KA-FAI YAU


 REALIST PARADOXES: THE STORY OF THE STORY OF THE STONE

IN MIMESIS ERIC AUERBACH CHARACTERIZES Stendhal’s Le Rouge et le Noir as an unprecedented example of realism that “would be almost incomprehensible without a most accurate and detailed knowledge of the political situation, the social stratification, and the economic circumstances of a perfectly definite historical moment, namely, that in which France found itself just before the July Revolution; accordingly, the novel bears the subtitle, Chronique de 1830.”  Situated in a world in which “life is governed by the fear that the catastrophe of 1793 might be repeated” and people “choose to talk of nothing but the weather, music, and court gossip,” Stendhal’s realism draws attention to a dimension of reality that people can see (and “believe”), yet do not want to acknowledge (and “represent”). This is not simply the outcome of self-deception. The intensity of change troubles people’s ability to align elusive selves with an elusive reality. Thus, Stendhal’s representation of reality is very much a moving picture, an evolution, “as is the case today in any novel or film.”

Because, for Auerbach, this “new and highly significant phenomenon”demands an evolving correspondence between representations and their contemporary historical circumstances, Emile Zola’s “decidedly pictorial vein” is nothing but “sheer rowdyism,” the "portrait of contemporary society as he—Zola—saw it and as the public was being urged in his works to see it too.”  In Auerbach’s eyes, Zola’s naturalism still assumes a division between representation and reality, while Stendhal’s version of realism is one in which “contemporary political and social conditions are woven into the action” (my emphasis) without any “preconceived rationalistic system concerning the general factors which determine social life, nor any pattern-concept of how the ideal society ought to look.”  Balzac’s “atmospheric realism,” on the other hand, presupposes, “without any proof,” a single “preconceived rationalistic system” structured as an organic unity, as, for example, when Madame Vauquer and her boarding-house reveal each other (“sa personne explique la pension, comme la pension implique sa personne”). Because he employs “but one and the same pattern for all organized creatures,” for Balzac, the novel is not a mirror limited to a correspondence between representation and reality. Sticking to fact is not the point, though the point is not to be contrary to fact either. “What it was” can be the benchmark of history, which has to do with the representation of reality, but not of the novel, which strives for the “beau ideal” (literally, ideal beauty). In terms of this distinction, Stendhal’s novelistic correspondence between a moving representation and a moving reality (what he calls “a mirror carried along the road”) is from Balzac’s perspective too historical and dualistic. No matter how correspondent they are, the division between the mirror and the road persists. Yet Balzac’s conception of the creator’s “pattern for all organized creatures” and his idea of “copying all society” remain a monism having a dualistic basis (copy vs. society).
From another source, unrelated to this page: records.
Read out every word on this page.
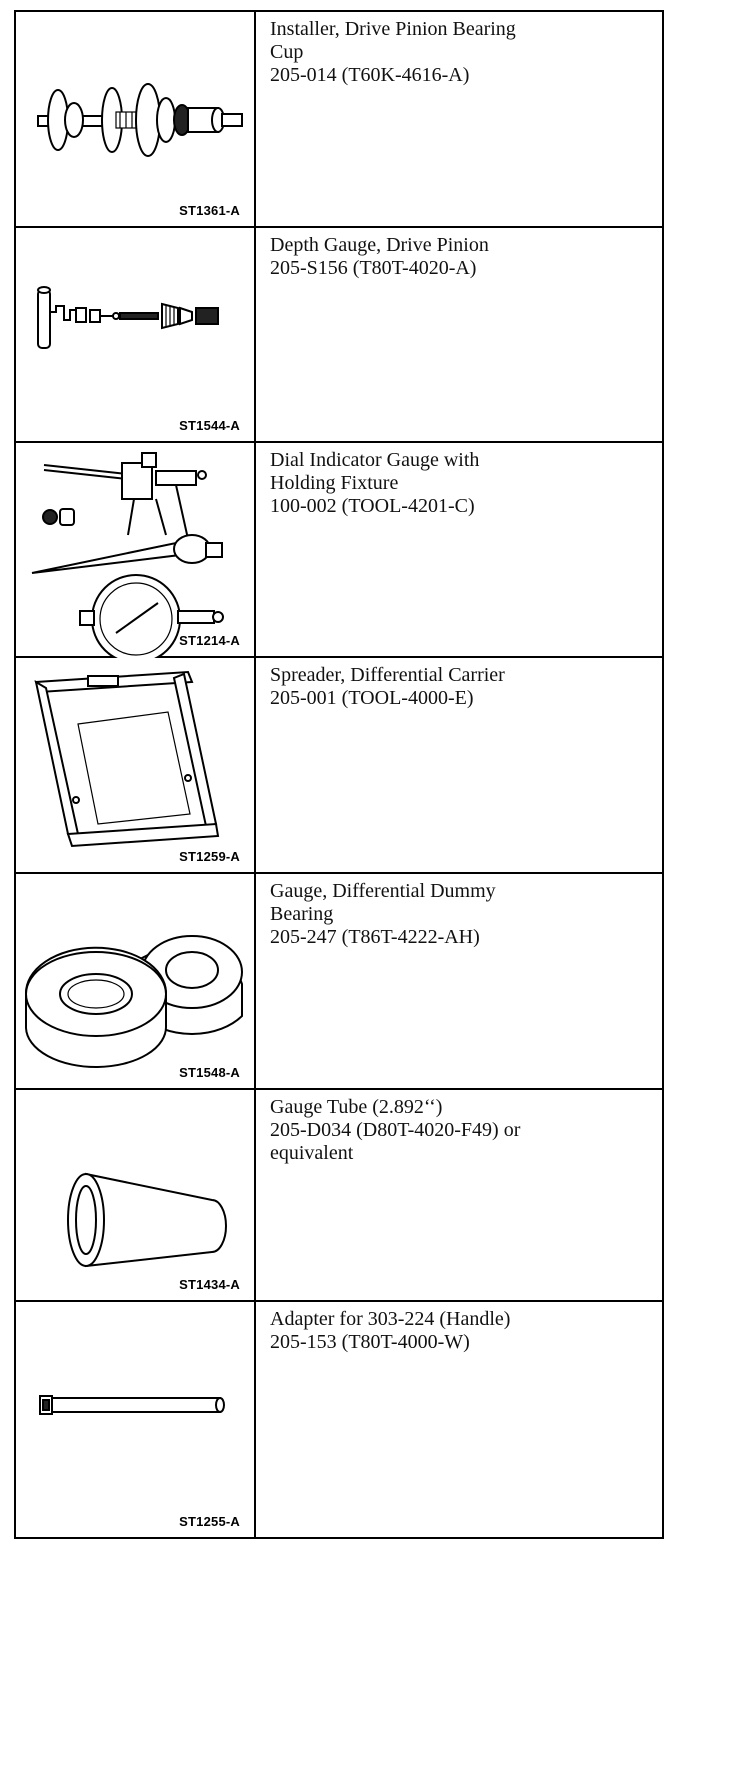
ST1361-A	Installer, Drive Pinion Bearing
Cup
205-014 (T60K-4616-A)

ST1544-A	Depth Gauge, Drive Pinion
205-S156 (T80T-4020-A)

ST1214-A	Dial Indicator Gauge with
Holding Fixture
100-002 (TOOL-4201-C)

ST1259-A	Spreader, Differential Carrier
205-001 (TOOL-4000-E)

ST1548-A	Gauge, Differential Dummy
Bearing
205-247 (T86T-4222-AH)

ST1434-A	Gauge Tube (2.892‘‘)
205-D034 (D80T-4020-F49) or
equivalent

ST1255-A	Adapter for 303-224 (Handle)
205-153 (T80T-4000-W)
According to Auerbach, it is in Flaubert’s “free indirect style” that Balzac’s monist attempt to overcome duality is achieved. With his “profound faith in the truth of language,” Flaubert treats languages and styles not as means to ends, but as ends in themselves. The author’s voice disappears—“We hear the writer speak; but he expresses no opinion and makes no comment. His role is limited to selecting the events and translating them into language”—though to state matters thus still assumes a division between events and language, and a subject who can pick and choose. With Flaubert, the reader also ostensibly disappears. Every event “interprets itself and the persons involved in it far better and more completely than any opinion or judgment appended to it could do.”  As a result, both Roman Jakobson’s division of realism into production and reception (“On Realism in Art”) and Darío Villanueva’s theories regarding “Intentional Realism” and “The Realist Reading” vanish. What remains is the text itself, a monism proceeding from a “mystical-realistic insight”:

.  .  .  [S]ubjects completely fill the writer; he forgets himself, his heart no longer serves him save to feel the hearts of others, and when, by fanatical patience, this condition is achieved, the perfect expression, which at once entirely comprehends the momentary subject and impartially judges it, comes of itself; subjects are seen as God sees them, in their true essence.

The “artist” thus no longer even “selects” and “translates” “events” into “language.” What matters is “mature expression,” the realist language. Style is a cognitive mechanism that we can by no means step beyond. We have access only to style, or different styles, not to unmediated reality.

If the idealized monist realist texts that Auerbach found in Flaubert discards, at least conceptually, both author and reader, can we still conceive of them as texts, a kind of authorless and readerless inscription in the air? Such exclusions extend to the allegorical level too. There is no longer an author who intends to mean or express something between the lines as in the case of allegory, nor is there a reader who deposits meaning into the text as in the case of allegoresis.